Dans cet album de 1975, face à la guitare électrique caractéristique de Larry Carlton, on voit défiler des cuivres, des synthétiseurs, la flûte de l'omniprésent Bud Shank (en 50 ans de carrière, plus de 500 participations à des albums) et quelques vieux baba-cools aux chœurs. C'est le genre d'album qui devient vite fatiguant si on ne lui consacre pas toute son attention, une œuvre riche et labyrinthique, aussi mystérieuse que cette pochette, dessinée, comme toutes les autres, par Joni Mitchell elle-même. 
Dans The Jungle Line, choisi pour finir ce mix, les percus tribales et le son de Moog basse (joué par la chanteuse ) créent un climat étrange, une espèce de transe hypnotique... Le genre de morceau qui reste incrusté à jamais dans un recoin de votre mémoire. 

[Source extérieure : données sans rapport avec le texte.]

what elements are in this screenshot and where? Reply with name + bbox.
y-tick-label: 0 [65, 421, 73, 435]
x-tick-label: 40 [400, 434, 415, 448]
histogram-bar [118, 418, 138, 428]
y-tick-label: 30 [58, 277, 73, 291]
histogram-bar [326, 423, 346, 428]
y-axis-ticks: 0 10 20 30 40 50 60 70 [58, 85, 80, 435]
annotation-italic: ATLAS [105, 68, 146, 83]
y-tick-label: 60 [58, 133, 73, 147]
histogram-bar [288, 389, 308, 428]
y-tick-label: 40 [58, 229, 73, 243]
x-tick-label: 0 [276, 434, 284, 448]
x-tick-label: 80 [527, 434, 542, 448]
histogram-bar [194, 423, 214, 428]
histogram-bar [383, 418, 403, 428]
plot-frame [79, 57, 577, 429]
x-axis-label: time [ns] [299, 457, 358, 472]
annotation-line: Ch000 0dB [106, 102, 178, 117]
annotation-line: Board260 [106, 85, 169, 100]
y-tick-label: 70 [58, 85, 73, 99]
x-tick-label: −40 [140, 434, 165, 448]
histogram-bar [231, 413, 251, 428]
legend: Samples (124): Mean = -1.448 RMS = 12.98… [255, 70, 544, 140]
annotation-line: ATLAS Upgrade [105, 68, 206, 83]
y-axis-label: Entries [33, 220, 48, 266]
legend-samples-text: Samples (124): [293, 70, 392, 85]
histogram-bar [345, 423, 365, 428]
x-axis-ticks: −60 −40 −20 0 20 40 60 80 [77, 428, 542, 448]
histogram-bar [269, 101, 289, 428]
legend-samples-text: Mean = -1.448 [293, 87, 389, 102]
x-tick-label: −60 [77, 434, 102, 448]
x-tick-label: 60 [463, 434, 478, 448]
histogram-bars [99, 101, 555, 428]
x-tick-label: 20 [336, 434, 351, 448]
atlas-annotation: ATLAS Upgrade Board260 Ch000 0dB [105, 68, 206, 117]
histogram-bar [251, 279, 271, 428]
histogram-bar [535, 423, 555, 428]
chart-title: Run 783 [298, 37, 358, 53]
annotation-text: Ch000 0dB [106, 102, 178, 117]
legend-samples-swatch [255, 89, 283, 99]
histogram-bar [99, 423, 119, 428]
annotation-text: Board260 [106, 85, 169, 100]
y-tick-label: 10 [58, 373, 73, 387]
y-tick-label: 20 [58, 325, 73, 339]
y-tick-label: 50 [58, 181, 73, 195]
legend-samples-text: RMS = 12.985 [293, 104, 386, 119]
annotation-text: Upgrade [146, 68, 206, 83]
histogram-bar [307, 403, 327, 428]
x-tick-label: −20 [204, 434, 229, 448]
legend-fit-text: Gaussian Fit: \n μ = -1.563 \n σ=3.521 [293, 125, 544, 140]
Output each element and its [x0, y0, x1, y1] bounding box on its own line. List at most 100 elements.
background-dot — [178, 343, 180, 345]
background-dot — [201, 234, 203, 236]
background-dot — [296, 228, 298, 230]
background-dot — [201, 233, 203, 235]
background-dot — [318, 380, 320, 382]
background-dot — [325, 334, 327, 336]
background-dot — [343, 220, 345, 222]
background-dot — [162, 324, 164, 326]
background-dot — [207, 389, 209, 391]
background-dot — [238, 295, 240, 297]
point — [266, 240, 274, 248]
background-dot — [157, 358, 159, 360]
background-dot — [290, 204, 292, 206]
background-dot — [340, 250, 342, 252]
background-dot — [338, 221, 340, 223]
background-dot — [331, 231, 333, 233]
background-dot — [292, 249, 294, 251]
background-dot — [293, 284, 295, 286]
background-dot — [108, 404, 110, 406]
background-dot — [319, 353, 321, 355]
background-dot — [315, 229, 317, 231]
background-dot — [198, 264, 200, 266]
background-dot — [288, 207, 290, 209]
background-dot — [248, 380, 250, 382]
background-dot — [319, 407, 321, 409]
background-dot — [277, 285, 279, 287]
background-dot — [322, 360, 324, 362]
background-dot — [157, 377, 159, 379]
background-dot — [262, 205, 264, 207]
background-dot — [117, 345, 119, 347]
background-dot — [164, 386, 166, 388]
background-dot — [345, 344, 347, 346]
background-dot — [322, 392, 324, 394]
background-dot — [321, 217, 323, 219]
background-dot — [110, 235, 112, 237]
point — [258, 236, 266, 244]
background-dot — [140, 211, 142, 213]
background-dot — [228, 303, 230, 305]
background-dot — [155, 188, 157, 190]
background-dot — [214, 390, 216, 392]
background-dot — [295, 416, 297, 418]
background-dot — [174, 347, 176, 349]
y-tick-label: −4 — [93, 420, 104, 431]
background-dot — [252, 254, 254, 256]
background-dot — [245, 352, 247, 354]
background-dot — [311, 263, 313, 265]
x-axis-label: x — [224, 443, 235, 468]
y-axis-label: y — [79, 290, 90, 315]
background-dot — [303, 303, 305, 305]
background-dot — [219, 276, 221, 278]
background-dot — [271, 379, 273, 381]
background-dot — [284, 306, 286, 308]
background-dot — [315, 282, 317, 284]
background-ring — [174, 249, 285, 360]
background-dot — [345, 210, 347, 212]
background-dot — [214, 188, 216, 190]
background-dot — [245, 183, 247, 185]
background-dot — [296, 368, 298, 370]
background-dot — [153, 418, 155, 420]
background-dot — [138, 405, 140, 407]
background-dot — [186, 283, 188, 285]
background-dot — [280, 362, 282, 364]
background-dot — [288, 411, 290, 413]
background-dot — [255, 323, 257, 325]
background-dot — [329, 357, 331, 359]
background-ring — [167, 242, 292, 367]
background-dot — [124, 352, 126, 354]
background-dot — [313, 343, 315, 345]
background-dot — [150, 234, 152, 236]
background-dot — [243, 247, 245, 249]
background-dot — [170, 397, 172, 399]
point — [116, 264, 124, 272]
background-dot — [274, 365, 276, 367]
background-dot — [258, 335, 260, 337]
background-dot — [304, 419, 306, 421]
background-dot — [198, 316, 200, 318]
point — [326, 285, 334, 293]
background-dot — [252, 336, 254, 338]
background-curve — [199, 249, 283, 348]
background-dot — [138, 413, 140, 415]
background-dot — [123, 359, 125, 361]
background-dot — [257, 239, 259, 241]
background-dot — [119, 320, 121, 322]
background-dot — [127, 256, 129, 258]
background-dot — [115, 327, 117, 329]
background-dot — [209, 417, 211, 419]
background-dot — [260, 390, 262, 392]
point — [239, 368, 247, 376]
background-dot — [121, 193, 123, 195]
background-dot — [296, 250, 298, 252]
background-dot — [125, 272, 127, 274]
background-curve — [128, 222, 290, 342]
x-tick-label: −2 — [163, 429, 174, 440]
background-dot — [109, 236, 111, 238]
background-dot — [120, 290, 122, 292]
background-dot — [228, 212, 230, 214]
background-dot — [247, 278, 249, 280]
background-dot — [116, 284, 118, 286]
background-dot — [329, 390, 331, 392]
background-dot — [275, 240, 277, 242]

WILLIE BOBO AND THE BO-GENTS Broasted Or Fried

WILLIE BOBO AND THE BO-GENTS
Do what you want to do...

Label : Sussex (Rééd: Vampi Soul)
Année : 1971
A1 Do What You Want To Do
A2 Shut Up And Pay Attention
A3 Dindi
A4 Come Together
A5 Soul Foo Yong
B1 Broasted Or Fried
B2 The Thrill Is Gone
B3 How Can I Say Goodbye?
B4 Never You Mind 

Genre : Latino-Jazz-Funk
6° morceau de L'Inventaire 38 : Broasted Or Fried

Contrairement à son professeur, Mongo Santamaria, authentique Cubain émigré aux États-Unis, récemment intronisé dans les Cercles Parfaits,  William Correa, dit Willie Bobo, est né à New York, dans le Spanish Harlem. Percussionniste passionné par la musique cubaine (outre Santamaria avec qui il fait son apprentissage, il accompagne pendant 4 ans le maître Tito Puente !), il réalise le parfait métissage entre les rythmes d'Amérique du Sud et les sonorités électriques du jazz-funk. C'est ainsi que sa discographie, étalée sur quelques vingt années rassemble des gens aussi divers que Cal Tjader, Johnny Pacheco, Sony Stitt, Chick Corea, Herbie Hancock ou Carlos Santana... 
Il n'existe qu'un album* avec sa formation The Bo-Gents, qui reflète parfaitement cette ouverture par laquelle se glisse, entre deux instrumentaux infernaux, une ballade d'Antonio Carlos Jobim, Dindi, dans laquelle le percussionniste montre aussi un joli filet de voix, idéal pour accompagner un tête-à-tête aux chandelles.
Mais comme on n'est pas là pour la bagatelle, c'est le très funky Broasted Or Fried qui a été choisi pour notre mix, un morceau signé par le pianiste de la formation, Reggie Andrews, qui tient la dragée haute à n'importe quel classique des bandes originales de la blaxploitation.

* Heureusement réédité par Vampi Soul, le label espagnol dédié au 60's et 70's.